The Boss’s Runaway: Chapter 8
Kat looked flighty and nervous as she sat next to me in the car the next morning. She was wearing a pale blue dress that reached her knees, and she looked like Grace Kelly. My mother would hate it.
“So, where exactly are we going?” She asked, smoothing her hair. She seemed determined not to talk about last night, and I complied with her wishes for now. Later? We’d do more than talk.
“It’s a christening. My sister and brother-in-law have had a child.”
“Are you close to them?”
“The Lucianos have an alliance with the Songs that benefits us all. I get along adequately with them.”
She raised an eyebrow at me and then searched the glove compartment for something. I looked at her in question.
“Checking for a backup battery in case yours runs out,” she teased me. “So, they’re your friends? Sometimes you sound like a robot if my little battery skit didn’t make that clear.”
“I got it. My father taught me that a man should school his emotions or give his enemy an advantage. He wasn’t a man who spared the rod when it came to teaching.”
Her teasing smile slipped away, and I immediately missed it.
“Besides, you didn’t think I was a robot last night.”
She stiffened immediately and clapped her hands to her cheeks. “Oh, my god, don’t say that. You’ll make me red as a tomato, which won’t go with my outfit.”
She still seemed determined to ignore last night, something I had no intention of doing, but I’d let it slide for now as the church loomed in the distance.
“So, who’s going to be here?”
“My mother and sisters, a lot of Lucianos, and any other don who wants to be in favor with Vincenzo, the capo. This will be our debut as a pretend couple, so try to look as if you like me,” I tossed at her as I pulled the car into the church car park. Two SUVs carrying my security bracketed me and parked.
“I do like you,” Kat quipped. She froze, realizing what she’d admitted.
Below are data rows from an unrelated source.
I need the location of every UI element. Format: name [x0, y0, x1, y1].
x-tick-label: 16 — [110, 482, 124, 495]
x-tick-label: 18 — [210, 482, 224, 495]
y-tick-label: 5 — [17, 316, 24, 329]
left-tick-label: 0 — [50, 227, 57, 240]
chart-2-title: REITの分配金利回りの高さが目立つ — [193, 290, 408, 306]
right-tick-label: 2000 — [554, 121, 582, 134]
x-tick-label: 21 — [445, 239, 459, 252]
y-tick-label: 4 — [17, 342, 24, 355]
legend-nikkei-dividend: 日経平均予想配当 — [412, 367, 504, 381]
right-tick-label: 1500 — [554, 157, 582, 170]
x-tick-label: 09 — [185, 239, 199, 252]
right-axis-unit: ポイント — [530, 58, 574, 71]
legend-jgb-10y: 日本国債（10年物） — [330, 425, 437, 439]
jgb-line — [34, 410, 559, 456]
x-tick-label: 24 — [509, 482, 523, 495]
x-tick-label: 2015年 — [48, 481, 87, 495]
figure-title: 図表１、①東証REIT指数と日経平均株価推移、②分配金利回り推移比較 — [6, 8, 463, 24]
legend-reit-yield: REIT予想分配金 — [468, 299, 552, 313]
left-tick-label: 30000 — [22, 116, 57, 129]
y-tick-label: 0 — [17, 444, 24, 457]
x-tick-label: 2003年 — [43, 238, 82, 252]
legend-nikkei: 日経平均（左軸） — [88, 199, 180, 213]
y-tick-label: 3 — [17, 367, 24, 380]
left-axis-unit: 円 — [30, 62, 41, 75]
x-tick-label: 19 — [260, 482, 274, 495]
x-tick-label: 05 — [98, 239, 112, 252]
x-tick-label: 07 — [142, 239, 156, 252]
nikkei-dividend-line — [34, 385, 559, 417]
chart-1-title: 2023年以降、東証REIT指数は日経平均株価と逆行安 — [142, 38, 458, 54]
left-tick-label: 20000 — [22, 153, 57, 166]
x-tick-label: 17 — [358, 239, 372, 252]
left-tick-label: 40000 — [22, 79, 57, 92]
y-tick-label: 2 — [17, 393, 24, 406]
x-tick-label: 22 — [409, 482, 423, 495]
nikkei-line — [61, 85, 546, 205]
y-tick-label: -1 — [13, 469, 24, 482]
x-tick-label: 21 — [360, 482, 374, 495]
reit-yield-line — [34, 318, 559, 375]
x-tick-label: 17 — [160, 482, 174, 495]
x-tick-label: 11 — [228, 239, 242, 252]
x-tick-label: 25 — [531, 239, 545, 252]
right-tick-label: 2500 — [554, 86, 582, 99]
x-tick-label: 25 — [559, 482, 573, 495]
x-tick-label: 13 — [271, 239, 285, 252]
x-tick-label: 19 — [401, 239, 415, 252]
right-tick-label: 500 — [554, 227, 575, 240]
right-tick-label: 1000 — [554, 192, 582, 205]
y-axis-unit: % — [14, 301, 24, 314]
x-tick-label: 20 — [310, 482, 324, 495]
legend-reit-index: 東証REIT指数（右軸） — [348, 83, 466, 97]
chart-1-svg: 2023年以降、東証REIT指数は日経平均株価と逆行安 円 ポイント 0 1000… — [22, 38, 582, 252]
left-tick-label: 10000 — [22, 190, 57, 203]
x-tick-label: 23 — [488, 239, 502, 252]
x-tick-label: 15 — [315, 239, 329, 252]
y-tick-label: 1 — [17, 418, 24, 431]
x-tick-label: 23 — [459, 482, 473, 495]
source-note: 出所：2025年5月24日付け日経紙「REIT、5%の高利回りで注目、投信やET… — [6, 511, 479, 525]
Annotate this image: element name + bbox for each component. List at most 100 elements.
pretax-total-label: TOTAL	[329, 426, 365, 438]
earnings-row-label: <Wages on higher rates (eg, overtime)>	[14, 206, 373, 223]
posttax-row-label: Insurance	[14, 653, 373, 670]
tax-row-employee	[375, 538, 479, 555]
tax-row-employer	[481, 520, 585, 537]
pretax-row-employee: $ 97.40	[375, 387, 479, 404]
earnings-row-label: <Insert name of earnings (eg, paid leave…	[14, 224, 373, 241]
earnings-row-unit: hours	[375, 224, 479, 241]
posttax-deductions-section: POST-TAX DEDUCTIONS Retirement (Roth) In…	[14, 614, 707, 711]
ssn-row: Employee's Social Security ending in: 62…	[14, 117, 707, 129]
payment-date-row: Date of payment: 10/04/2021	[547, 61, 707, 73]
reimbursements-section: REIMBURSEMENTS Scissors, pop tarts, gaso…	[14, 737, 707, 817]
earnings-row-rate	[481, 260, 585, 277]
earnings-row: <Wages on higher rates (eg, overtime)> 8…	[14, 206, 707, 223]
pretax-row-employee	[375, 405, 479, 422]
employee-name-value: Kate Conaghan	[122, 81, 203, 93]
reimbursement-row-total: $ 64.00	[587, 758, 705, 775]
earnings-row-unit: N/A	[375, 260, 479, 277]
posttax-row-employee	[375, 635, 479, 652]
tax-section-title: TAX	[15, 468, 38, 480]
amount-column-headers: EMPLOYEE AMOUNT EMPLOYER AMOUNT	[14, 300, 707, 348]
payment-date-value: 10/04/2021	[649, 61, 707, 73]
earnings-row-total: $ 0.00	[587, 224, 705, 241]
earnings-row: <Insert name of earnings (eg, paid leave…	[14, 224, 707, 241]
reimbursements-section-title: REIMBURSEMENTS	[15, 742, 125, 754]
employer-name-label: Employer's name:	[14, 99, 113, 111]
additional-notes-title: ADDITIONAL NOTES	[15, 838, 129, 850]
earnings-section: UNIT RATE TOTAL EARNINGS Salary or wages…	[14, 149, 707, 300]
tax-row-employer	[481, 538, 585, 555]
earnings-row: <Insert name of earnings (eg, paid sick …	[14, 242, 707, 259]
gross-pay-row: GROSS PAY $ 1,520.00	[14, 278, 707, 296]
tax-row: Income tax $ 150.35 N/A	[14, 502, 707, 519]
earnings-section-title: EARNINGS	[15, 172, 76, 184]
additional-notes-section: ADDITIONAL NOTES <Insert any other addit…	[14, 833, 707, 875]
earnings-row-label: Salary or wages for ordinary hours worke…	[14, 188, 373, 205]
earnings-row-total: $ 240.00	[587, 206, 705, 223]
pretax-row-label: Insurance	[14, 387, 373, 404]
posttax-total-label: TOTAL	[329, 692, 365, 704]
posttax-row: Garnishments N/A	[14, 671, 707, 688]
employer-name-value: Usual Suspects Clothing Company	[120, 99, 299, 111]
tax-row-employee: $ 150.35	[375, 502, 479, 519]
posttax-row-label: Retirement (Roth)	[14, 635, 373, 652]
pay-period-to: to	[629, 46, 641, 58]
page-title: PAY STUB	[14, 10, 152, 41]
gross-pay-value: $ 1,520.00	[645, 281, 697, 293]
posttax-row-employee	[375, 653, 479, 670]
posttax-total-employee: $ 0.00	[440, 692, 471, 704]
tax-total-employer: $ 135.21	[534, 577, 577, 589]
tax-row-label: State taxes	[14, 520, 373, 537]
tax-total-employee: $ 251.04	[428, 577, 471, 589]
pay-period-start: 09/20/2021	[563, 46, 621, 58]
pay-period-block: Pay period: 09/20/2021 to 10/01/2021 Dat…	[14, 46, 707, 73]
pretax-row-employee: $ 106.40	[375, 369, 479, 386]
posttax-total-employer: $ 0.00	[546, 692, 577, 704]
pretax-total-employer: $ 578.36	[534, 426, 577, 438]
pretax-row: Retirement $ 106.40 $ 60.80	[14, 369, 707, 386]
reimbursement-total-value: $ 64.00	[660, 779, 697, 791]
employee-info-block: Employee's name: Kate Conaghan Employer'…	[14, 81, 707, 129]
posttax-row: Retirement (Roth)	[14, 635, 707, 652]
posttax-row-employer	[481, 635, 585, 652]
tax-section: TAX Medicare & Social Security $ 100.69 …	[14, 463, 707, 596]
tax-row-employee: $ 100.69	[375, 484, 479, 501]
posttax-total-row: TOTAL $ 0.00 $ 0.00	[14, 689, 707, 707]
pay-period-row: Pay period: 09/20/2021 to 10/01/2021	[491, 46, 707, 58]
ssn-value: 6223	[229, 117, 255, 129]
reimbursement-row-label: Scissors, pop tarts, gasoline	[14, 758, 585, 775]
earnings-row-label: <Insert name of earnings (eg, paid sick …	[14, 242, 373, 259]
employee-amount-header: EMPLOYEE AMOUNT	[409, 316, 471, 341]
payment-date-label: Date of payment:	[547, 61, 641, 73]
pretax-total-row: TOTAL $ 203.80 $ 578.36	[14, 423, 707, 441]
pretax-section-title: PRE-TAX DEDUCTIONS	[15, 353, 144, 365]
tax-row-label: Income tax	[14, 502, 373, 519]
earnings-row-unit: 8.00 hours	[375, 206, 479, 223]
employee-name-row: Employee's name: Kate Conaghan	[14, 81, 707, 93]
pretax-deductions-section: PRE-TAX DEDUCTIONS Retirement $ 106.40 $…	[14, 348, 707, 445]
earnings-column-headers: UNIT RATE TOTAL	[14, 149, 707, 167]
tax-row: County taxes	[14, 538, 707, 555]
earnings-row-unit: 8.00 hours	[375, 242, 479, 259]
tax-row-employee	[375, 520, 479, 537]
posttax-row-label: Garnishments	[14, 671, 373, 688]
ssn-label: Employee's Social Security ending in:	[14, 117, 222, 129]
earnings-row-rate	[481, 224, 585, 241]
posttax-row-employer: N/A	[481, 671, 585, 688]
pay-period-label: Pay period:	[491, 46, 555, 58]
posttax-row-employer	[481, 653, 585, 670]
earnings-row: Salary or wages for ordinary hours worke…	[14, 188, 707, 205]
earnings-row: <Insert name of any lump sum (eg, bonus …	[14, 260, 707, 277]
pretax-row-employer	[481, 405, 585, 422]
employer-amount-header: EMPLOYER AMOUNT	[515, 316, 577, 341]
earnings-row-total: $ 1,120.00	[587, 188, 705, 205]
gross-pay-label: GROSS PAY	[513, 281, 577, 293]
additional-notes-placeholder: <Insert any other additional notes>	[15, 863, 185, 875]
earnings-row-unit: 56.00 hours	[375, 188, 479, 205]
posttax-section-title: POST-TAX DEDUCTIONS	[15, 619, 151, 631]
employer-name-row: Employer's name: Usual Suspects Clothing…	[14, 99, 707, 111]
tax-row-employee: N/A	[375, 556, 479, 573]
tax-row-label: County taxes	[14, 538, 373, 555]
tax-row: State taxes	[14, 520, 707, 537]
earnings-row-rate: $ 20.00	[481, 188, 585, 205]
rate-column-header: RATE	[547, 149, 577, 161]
Turning in her seat, she watched me like I was a wolf about to jump on her. She had good instincts. “I mean, what’s not to like?”
“You came here, smuggled in by my uncle, in my name, to make money for my corrupt family… I can think of many things not to like,” I told her. I couldn’t help reaching out for a single hanging lock of her hair and tucking it behind her ear.
“I guess I don’t see it that way. I see it as the opposite. You didn’t ask for me to be brought here, so that’s not on you, and you didn’t send me back when you planned to.”
“Why didn’t you want to go back?” I had to know. My curiosity about this woman was growing like a forest fire in my chest. I wanted to know everything about her.
She stiffened, her earlier ease disappearing. “It doesn’t matter.”
“Maybe it matters to me.”
“It’s none of your business,” she muttered, looking torn.
I hated that downbeat look on her face. She was afraid, and I didn’t like that one bit. I wanted to find out who had made her feel that way and end them in her name.
“Please don’t ask me. Just know I’ll owe you for the rest of my life,” she said after a long pause, her eyes finally meeting mine. The pale green was already so familiar to me.
Good, stay forever.
A sharp rap on the window prevented me from answering. The service was starting, and people were streaming into the church—the best and most deadly of New York’s families. I had to be on my guard. Security lined the car park, and guns were invisible but very much present.
“Come on, let’s put on a big show, then the news of our engagement will spread itself,”
“You’ll do anything to get out of a blind date,” Kat murmured as I got out of the car, rounded it, and opened her door.
“You have no idea.”
I reached for her hand, and she jolted. Today, there would be touching. The pretense required it to sell the act.
Right, of course, it was. Even in my head, it sounded like a lie. Her hand in mine felt like it belonged there.